Most tobacco control programmes for adolescents are based around prevention of uptake,
but teenage smoking is still common. It is unclear if interventions that are effective
for adults can also help adolescents to quit. This is the update of a Cochrane Review
first published in 2006. To evaluate the effectiveness of strategies that help young
people to stop smoking tobacco. We searched the Cochrane Tobacco Addiction Group's
Specialized Register in June 2017. This includes reports for trials identified in
CENTRAL, MEDLINE, Embase and PsyclNFO. We included individually and cluster‐randomized
controlled trials recruiting young people, aged under 20 years, who were regular tobacco
smokers. We included any interventions for smoking cessation; these could include
pharmacotherapy, psycho‐social interventions and complex programmes targeting families,
schools or communities. We excluded programmes primarily aimed at prevention of uptake.
The primary outcome was smoking status after at least six months' follow‐up among
those who smoked at baseline. Two review authors independently assessed the eligibility
of candidate trials and extracted data. We evaluated included studies for risk of
bias using standard Cochrane methodology and grouped them by intervention type and
by the theoretical basis of the intervention. Where meta‐analysis was appropriate,
we estimated pooled risk ratios using a Mantel‐Haenszel fixed‐effect method, based
on the quit rates at six months' follow‐up. Forty‐one trials involving more than 13,000
young people met our inclusion criteria (26 individually randomized controlled trials
and 15 cluster‐randomized trials). We judged the majority of studies to be at high
or unclear risk of bias in at least one domain. Interventions were varied, with the
majority adopting forms of individual or group counselling, with or without additional
self‐help materials to form complex interventions. Eight studies used primarily computer
or messaging interventions, and four small studies used pharmacological interventions
(nicotine patch or gum, or bupropion). There was evidence of an intervention effect
for group counselling (9 studies, risk ratio (RR) 1.35, 95% confidence interval (CI)
1.03 to 1.77), but not for individual counselling (7 studies, RR 1.07, 95% CI 0.83
to 1.39), mixed delivery methods (8 studies, RR 1.26, 95% CI 0.95 to 1.66) or the
computer or messaging interventions (pooled RRs between 0.79 and 1.18, 9 studies in
total). There was no clear evidence for the effectiveness of pharmacological interventions,
although confidence intervals were wide (nicotine replacement therapy 3 studies, RR
1.11, 95% CI 0.48 to 2.58; bupropion 1 study RR 1.49, 95% CI 0.55 to 4.02). No subgroup
precluded the possibility of a clinically important effect. Studies of pharmacotherapies
reported some adverse events considered related to study treatment, though most were
mild, whereas no adverse events were reported in studies of behavioural interventions.
Our certainty in the findings for all comparisons is low or very low, mainly because
of the clinical heterogeneity of the interventions, imprecision in the effect size
estimates, and issues with risk of bias. There is limited evidence that either behavioural
support or smoking cessation medication increases the proportion of young people that
stop smoking in the long‐term. Findings are most promising for group‐based behavioural
interventions, but evidence remains limited for all intervention types. There continues
to be a need for well‐designed, adequately powered, randomized controlled trials of
interventions for this population of smokers. Background Worldwide, between 80,000
and 100,000 young people start smoking every day. Many adolescent tobacco programmes
focus on preventing teenagers from starting to smoke, but some programmes have been
aimed at helping those teenagers who are already smoking to quit. We set out to investigate
whether these programmes can help young people quit smoking for six months or longer.

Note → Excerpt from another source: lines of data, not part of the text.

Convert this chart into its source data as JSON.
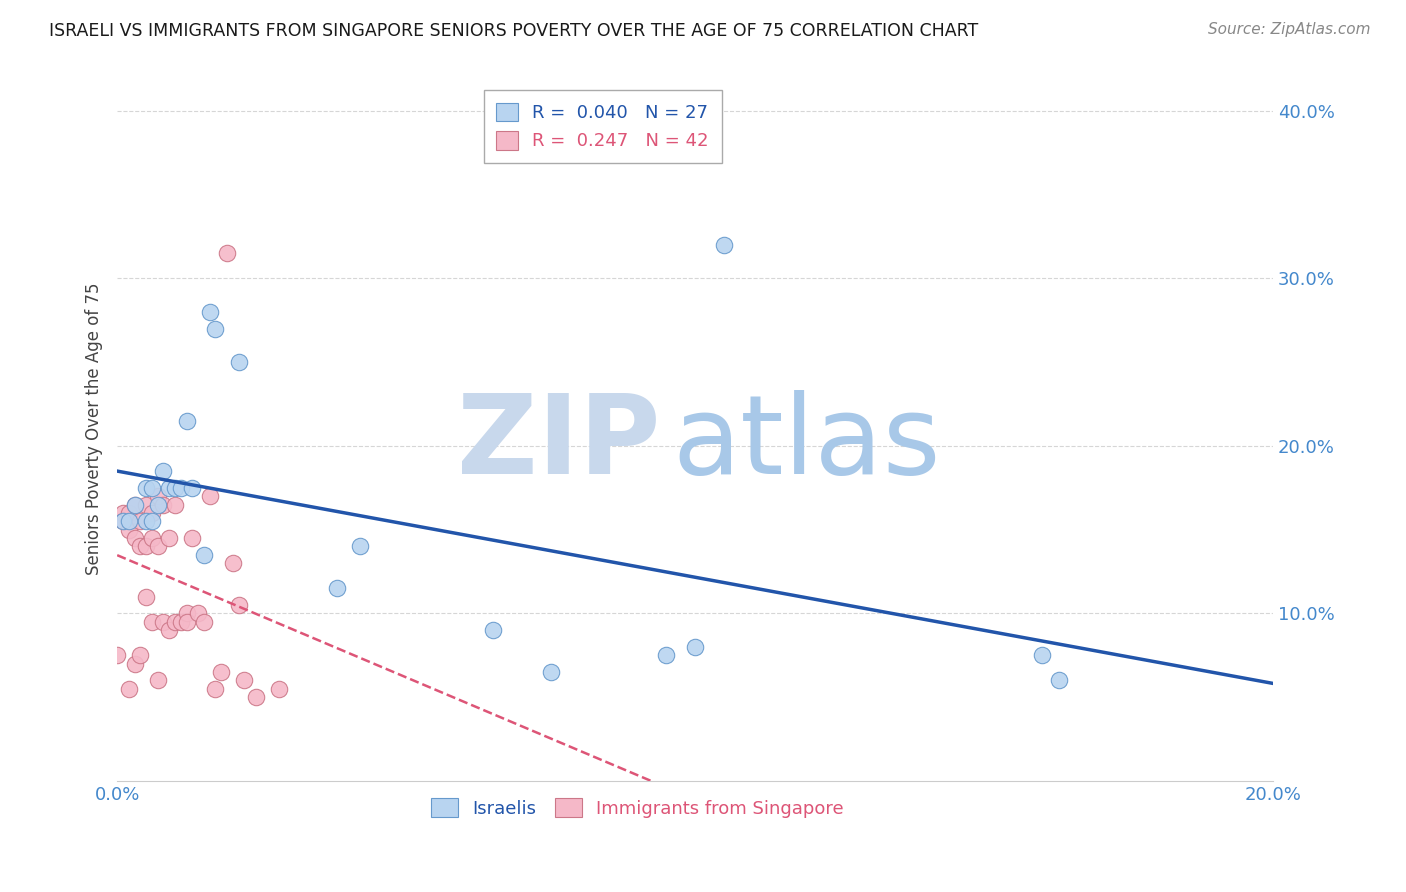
{
  "title": "ISRAELI VS IMMIGRANTS FROM SINGAPORE SENIORS POVERTY OVER THE AGE OF 75 CORRELATION CHART",
  "source": "Source: ZipAtlas.com",
  "ylabel": "Seniors Poverty Over the Age of 75",
  "xlim": [
    0.0,
    0.2
  ],
  "ylim": [
    0.0,
    0.42
  ],
  "xticks": [
    0.0,
    0.05,
    0.1,
    0.15,
    0.2
  ],
  "xtick_labels": [
    "0.0%",
    "",
    "",
    "",
    "20.0%"
  ],
  "yticks": [
    0.1,
    0.2,
    0.3,
    0.4
  ],
  "ytick_labels": [
    "10.0%",
    "20.0%",
    "30.0%",
    "40.0%"
  ],
  "israeli_x": [
    0.001,
    0.002,
    0.003,
    0.005,
    0.005,
    0.006,
    0.006,
    0.007,
    0.008,
    0.009,
    0.01,
    0.011,
    0.012,
    0.013,
    0.015,
    0.016,
    0.017,
    0.021,
    0.038,
    0.042,
    0.065,
    0.075,
    0.095,
    0.1,
    0.105,
    0.16,
    0.163
  ],
  "israeli_y": [
    0.155,
    0.155,
    0.165,
    0.155,
    0.175,
    0.155,
    0.175,
    0.165,
    0.185,
    0.175,
    0.175,
    0.175,
    0.215,
    0.175,
    0.135,
    0.28,
    0.27,
    0.25,
    0.115,
    0.14,
    0.09,
    0.065,
    0.075,
    0.08,
    0.32,
    0.075,
    0.06
  ],
  "singapore_x": [
    0.0,
    0.001,
    0.001,
    0.002,
    0.002,
    0.002,
    0.003,
    0.003,
    0.003,
    0.004,
    0.004,
    0.004,
    0.005,
    0.005,
    0.005,
    0.006,
    0.006,
    0.006,
    0.007,
    0.007,
    0.007,
    0.008,
    0.008,
    0.009,
    0.009,
    0.01,
    0.01,
    0.011,
    0.012,
    0.012,
    0.013,
    0.014,
    0.015,
    0.016,
    0.017,
    0.018,
    0.019,
    0.02,
    0.021,
    0.022,
    0.024,
    0.028
  ],
  "singapore_y": [
    0.075,
    0.16,
    0.155,
    0.16,
    0.15,
    0.055,
    0.165,
    0.145,
    0.07,
    0.155,
    0.14,
    0.075,
    0.165,
    0.14,
    0.11,
    0.16,
    0.145,
    0.095,
    0.17,
    0.14,
    0.06,
    0.165,
    0.095,
    0.145,
    0.09,
    0.165,
    0.095,
    0.095,
    0.1,
    0.095,
    0.145,
    0.1,
    0.095,
    0.17,
    0.055,
    0.065,
    0.315,
    0.13,
    0.105,
    0.06,
    0.05,
    0.055
  ],
  "israeli_R": 0.04,
  "israeli_N": 27,
  "singapore_R": 0.247,
  "singapore_N": 42,
  "israeli_color": "#b8d4f0",
  "israeli_edge_color": "#6699cc",
  "israeli_line_color": "#2255aa",
  "singapore_color": "#f5b8c8",
  "singapore_edge_color": "#cc7788",
  "singapore_line_color": "#dd5577",
  "watermark_zip_color": "#c8d8ec",
  "watermark_atlas_color": "#a8c8e8",
  "background_color": "#ffffff",
  "title_color": "#1a1a1a",
  "axis_label_color": "#444444",
  "tick_color": "#4488cc",
  "grid_color": "#cccccc",
  "source_color": "#888888"
}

Searches are up to date as of June 2017. Study characteristics We identified 41 studies
(around 13,000 participants) that researched ways of helping teenagers to quit smoking.

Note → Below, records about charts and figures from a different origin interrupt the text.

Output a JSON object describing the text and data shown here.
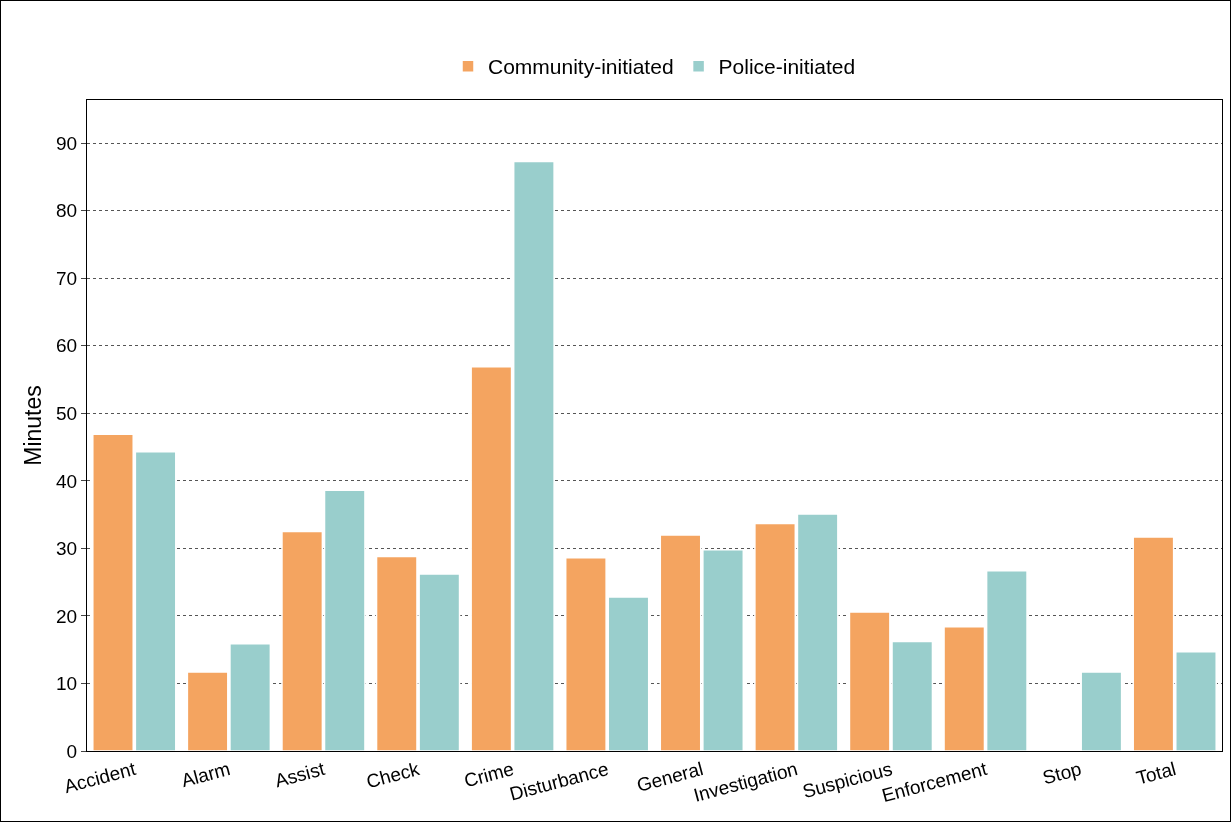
{
  "chart_data": {
    "type": "bar",
    "ylabel": "Minutes",
    "categories": [
      "Accident",
      "Alarm",
      "Assist",
      "Check",
      "Crime",
      "Disturbance",
      "General",
      "Investigation",
      "Suspicious",
      "Enforcement",
      "Stop",
      "Total"
    ],
    "series": [
      {
        "name": "Community-initiated",
        "color": "#f4a460",
        "values": [
          46.9,
          11.7,
          32.5,
          28.8,
          56.9,
          28.6,
          32.0,
          33.7,
          20.6,
          18.4,
          null,
          31.7
        ]
      },
      {
        "name": "Police-initiated",
        "color": "#99cecc",
        "values": [
          44.3,
          15.9,
          38.6,
          26.2,
          87.3,
          22.8,
          29.8,
          35.1,
          16.2,
          26.7,
          11.7,
          14.7
        ]
      }
    ],
    "ylim": [
      0,
      96.4
    ],
    "yticks": [
      0,
      10,
      20,
      30,
      40,
      50,
      60,
      70,
      80,
      90
    ],
    "grid": "y",
    "legend": "top"
  }
}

These studies were of mixed quality and looked at various methods for stopping smoking,
including one‐to‐one counselling, counselling as part of a group, methods using computers
or text messaging, or a combination of these. Four studies used drug treatments such
as nicotine patches. Most studies recruited participants from schools, and 29 of the
studies were carried out in North America. Key results Although some programmes showed
promise, especially those that used group counselling and those that combined a variety
of approaches, there was no strong evidence that any particular method was effective
in helping young people to stop smoking. Trials differed in how they measured whether
a person had quit smoking, and many trials did not have enough participants for us
to be confident about wider application of the results. Medications such as nicotine
replacement and bupropion were not shown to be successful with adolescents, and some
adverse events were reported, although these events were generally mild and findings
were based on studies with small numbers of participants. Based on these findings
we cannot currently identify a programme for helping adolescents to stop smoking that
is more successful than trying to stop unaided. Quality of the evidence The quality
of evidence was low or very low for all of the outcomes in this review. This is because
of issues with the quality of some of the studies, the small number of studies and
participants for some outcomes, and the differences between the studies.